I had a bunch of basil in my fridge that was getting ready to spoil, so I figured I’d whip up some homemade, gluten free pesto. I love to serve gnocchi and sausage in a basil pesto cream sauce! Oh man, I’m salivating just thinking about it! I’ll share that recipe on another day, for now, let’s focus on the pesto itself.
For years I’ve purchased pesto because I always thought it would be difficult to make. Boy, was I ever wrong! If you have a food processor, or a blender, then you’re money. Seriously, all you do is toss the ingredients in and hit pulse a bunch of times.
Here we go, step by step…
1- Toast a 1/4 – 1/3 cup of pine nuts
I tend to go a little lighter on the pine nuts, so I use 1/4 cup. Toasting them brings out the natural oils and increases the flavor. Just toss these babies into a skillet and warm on medium heat until you start to smell them. I shake them around in the pan periodically because it keeps them from burning.
2- Wash basil and pat dry
Wash your basil and pat it dry before tossing it into the bowl of the food processor. I also remove any large stems and questionable looking areas on the leaves.

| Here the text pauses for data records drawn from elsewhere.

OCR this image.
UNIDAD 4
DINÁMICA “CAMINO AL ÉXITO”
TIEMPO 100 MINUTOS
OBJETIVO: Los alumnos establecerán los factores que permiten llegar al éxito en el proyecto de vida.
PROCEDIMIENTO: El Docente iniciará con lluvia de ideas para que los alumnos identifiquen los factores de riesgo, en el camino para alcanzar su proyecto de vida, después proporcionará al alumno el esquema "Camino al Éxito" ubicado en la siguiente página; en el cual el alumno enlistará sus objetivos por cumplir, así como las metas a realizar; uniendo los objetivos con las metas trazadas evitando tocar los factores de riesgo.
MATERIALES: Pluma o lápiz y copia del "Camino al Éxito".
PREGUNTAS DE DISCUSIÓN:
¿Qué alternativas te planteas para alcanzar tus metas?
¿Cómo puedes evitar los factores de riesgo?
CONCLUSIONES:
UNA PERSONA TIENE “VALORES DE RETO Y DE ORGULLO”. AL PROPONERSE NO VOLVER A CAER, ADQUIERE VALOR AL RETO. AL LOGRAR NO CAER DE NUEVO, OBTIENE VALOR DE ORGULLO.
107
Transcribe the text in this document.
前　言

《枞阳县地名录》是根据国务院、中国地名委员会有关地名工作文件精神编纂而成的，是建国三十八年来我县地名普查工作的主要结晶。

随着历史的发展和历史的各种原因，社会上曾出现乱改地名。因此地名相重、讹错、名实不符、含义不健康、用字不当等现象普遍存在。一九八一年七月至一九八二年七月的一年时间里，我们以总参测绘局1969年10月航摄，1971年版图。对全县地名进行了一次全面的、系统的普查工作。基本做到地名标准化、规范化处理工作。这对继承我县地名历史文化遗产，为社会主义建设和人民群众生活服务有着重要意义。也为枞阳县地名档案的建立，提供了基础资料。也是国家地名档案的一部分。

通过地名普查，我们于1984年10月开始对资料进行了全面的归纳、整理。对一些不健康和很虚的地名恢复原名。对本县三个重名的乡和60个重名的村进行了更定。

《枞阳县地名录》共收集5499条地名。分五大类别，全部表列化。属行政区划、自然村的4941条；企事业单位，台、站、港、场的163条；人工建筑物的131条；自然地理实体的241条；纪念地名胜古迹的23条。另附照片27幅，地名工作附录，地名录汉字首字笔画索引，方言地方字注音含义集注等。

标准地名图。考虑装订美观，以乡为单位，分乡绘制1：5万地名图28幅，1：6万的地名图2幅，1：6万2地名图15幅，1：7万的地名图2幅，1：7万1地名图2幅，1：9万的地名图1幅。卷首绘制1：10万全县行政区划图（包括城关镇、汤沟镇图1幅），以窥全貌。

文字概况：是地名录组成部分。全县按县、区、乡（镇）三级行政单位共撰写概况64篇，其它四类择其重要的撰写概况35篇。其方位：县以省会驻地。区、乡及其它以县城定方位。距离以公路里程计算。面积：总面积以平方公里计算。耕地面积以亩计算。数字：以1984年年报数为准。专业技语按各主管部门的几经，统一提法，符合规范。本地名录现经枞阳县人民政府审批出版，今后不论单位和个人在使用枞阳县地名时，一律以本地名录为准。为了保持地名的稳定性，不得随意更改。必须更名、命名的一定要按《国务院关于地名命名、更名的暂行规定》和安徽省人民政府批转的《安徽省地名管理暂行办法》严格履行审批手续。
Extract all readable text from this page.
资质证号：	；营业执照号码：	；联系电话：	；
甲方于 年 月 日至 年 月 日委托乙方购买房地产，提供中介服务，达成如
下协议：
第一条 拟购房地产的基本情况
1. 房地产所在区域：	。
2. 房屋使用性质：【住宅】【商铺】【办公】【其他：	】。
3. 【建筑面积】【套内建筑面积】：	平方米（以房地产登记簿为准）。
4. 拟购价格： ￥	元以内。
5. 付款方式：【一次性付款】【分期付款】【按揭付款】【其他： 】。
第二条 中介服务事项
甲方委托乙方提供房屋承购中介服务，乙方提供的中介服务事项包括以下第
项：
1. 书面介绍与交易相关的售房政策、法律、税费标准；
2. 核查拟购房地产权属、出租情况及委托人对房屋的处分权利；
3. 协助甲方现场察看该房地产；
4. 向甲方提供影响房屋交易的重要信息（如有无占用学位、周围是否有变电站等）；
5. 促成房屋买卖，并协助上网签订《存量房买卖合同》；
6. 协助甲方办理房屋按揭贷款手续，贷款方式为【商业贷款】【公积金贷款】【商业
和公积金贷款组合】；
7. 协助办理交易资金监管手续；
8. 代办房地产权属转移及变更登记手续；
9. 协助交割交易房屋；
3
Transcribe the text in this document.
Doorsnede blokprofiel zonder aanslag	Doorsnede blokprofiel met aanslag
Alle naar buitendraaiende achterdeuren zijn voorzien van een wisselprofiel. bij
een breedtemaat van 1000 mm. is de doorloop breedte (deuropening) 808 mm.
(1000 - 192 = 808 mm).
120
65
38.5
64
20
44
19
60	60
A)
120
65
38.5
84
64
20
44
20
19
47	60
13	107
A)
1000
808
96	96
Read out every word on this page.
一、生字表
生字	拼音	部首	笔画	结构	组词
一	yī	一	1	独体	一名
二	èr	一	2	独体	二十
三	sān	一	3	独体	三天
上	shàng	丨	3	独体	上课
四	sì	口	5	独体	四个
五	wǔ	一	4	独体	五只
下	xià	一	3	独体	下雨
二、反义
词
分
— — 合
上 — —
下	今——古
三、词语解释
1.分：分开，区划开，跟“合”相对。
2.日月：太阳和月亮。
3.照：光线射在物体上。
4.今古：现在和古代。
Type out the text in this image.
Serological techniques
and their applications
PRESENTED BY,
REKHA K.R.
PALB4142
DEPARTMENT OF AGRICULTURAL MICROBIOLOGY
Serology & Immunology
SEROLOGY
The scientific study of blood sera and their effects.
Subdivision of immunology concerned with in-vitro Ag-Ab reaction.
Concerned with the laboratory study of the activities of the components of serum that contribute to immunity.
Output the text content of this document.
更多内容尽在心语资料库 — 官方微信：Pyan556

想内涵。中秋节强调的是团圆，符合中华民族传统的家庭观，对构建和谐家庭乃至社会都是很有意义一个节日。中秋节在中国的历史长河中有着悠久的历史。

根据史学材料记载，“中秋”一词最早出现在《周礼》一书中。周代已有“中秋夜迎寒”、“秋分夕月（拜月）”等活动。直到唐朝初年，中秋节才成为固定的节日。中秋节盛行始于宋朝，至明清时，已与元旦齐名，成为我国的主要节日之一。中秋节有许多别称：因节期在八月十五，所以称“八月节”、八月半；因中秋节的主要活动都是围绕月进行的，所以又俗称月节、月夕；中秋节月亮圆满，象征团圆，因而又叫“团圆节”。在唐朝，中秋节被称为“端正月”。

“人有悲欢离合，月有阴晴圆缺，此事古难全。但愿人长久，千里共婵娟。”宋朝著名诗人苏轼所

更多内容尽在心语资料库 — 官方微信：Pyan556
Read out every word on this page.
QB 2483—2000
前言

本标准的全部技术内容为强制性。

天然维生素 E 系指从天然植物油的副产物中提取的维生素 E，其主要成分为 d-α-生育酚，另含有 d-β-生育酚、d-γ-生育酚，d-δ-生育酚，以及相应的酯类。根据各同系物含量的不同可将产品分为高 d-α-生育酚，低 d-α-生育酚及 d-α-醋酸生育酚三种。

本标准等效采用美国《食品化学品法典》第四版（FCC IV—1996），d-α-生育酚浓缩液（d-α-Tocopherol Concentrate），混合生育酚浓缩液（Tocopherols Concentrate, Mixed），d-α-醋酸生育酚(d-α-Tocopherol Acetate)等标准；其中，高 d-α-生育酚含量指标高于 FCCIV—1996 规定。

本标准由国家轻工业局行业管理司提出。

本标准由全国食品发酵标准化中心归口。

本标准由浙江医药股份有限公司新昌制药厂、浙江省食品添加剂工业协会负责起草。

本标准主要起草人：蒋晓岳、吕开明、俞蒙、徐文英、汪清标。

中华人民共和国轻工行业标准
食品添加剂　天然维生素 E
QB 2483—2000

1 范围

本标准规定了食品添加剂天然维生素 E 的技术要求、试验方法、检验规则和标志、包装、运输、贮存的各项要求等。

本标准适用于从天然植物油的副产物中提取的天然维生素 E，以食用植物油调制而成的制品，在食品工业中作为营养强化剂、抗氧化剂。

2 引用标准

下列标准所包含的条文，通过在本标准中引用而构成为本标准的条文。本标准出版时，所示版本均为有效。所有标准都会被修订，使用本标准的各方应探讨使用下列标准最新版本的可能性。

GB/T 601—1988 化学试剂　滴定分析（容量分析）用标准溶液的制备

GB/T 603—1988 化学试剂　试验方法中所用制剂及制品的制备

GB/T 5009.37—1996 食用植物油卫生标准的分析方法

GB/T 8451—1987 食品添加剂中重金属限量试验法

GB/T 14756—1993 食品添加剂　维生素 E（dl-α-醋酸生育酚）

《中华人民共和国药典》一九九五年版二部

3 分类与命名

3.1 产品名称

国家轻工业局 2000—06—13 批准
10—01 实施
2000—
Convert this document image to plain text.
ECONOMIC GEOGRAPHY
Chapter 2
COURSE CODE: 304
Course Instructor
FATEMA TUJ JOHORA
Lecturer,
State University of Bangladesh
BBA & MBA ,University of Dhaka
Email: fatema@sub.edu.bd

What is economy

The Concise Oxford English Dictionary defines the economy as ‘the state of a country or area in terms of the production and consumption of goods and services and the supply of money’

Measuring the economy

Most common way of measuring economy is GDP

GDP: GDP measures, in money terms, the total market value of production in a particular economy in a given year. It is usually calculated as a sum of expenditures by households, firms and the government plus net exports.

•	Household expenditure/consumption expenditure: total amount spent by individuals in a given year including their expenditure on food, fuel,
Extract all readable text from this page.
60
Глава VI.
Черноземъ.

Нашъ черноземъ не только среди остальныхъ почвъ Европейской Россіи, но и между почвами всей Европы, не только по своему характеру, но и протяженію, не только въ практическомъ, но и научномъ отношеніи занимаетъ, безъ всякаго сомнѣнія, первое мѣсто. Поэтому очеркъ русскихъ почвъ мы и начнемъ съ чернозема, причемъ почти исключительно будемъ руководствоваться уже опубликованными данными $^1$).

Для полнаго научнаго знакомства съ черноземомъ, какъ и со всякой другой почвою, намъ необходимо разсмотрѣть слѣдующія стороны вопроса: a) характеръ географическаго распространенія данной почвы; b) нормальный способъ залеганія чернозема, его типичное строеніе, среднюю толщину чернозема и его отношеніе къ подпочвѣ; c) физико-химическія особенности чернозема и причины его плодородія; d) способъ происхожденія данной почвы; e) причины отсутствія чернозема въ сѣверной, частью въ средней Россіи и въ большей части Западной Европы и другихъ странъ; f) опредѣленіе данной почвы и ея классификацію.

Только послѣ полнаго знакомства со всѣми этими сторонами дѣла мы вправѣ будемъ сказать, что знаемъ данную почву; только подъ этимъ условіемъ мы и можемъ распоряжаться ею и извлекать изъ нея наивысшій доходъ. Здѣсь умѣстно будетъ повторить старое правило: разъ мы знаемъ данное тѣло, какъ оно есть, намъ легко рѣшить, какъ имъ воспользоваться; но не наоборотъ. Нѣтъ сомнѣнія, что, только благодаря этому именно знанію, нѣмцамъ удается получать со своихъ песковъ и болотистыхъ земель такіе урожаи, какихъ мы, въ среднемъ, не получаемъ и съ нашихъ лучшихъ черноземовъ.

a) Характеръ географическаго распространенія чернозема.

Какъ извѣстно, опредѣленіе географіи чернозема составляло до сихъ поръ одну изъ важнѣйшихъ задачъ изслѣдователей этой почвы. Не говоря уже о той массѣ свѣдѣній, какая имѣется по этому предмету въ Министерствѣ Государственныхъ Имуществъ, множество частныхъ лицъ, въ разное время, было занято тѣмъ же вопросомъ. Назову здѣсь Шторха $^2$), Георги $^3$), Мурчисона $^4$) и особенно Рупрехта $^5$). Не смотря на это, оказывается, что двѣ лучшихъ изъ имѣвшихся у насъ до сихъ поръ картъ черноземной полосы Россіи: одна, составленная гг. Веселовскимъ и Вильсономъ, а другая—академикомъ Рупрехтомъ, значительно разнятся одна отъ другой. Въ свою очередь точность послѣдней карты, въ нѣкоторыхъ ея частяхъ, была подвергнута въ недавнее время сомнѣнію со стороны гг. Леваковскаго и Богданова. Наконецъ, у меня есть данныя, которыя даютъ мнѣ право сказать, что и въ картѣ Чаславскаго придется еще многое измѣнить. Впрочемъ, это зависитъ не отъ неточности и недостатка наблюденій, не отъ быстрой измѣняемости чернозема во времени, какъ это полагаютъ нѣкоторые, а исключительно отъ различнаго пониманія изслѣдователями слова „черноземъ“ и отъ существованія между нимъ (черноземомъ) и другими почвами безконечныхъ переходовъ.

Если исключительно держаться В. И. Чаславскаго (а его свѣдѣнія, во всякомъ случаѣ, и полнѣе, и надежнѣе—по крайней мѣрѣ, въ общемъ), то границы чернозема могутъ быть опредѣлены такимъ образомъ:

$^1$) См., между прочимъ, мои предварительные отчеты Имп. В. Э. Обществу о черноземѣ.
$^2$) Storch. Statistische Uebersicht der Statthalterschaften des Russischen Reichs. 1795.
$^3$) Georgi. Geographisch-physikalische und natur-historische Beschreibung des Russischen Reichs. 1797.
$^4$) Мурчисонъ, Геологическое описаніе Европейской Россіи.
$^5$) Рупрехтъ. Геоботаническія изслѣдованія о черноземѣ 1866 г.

To ensure you’re pesto is gluten free simply verify each ingredient you mix in is gluten free. The main ingredient to be cautious of is the type of parmesan cheese you use.
3- Measure out ingredients
Next, measure out your olive oil, garlic, parmesan cheese, and salt. (And yes, I forgot to include my garlic in the pic. No judgements please, I’m new at this! Lol!)
4- Blend ingredients until smooth
Place all your ingredients, except the olive oil, in the food processor. Lock on the lid. Pulse a few times, then slowly add in the olive oil, blending until mostly smooth. Scrape down the sides of the bowl as needed to ensure you evenly blend every tasty bit. Voila, you have homemade Gluten Free Basil Pesto!
5- Store your finished product
Finally, pour your pesto into a jar and top with a small layer of olive oil to keep your basil that beautiful green. I store mine in small mason jars. You can keep it refrigerated for about a week or freeze it for several months. The issue with freezing for extended periods of time is that the pesto will lose some of its wonderful flavor. You can safely freeze it up to a year in a deep freezer, it just may not taste as lovely as it would if you ate it sooner.
Recipe
Gluten Free Basil Pesto
Ingredients
- 3 cups Basil, packed
- 1/4 cup Pine nuts toasted
- 2-3 cloves Garlic
- 1/3 cup Olive Oil
- 1/4 cup Parmesan Cheese (Gluten Free) shredded or shaved
Salt and pepper to taste
Instructions
- Toast pine nuts over medium heat, shaking pan occasionally to prevent burning.
- Wash basil, pat dry, remove any large stems.
- Place basil, garlic, toasted pine nuts, and parmesan cheese in the bowl of a food processor.
- Pulse a few times, then slowly add olive oil. Add and salt and pepper to taste. Scrape down sides of the bowl as needed.
- Store in fridge or freezer in tightly sealed jar with a drizzle of olive oil on top.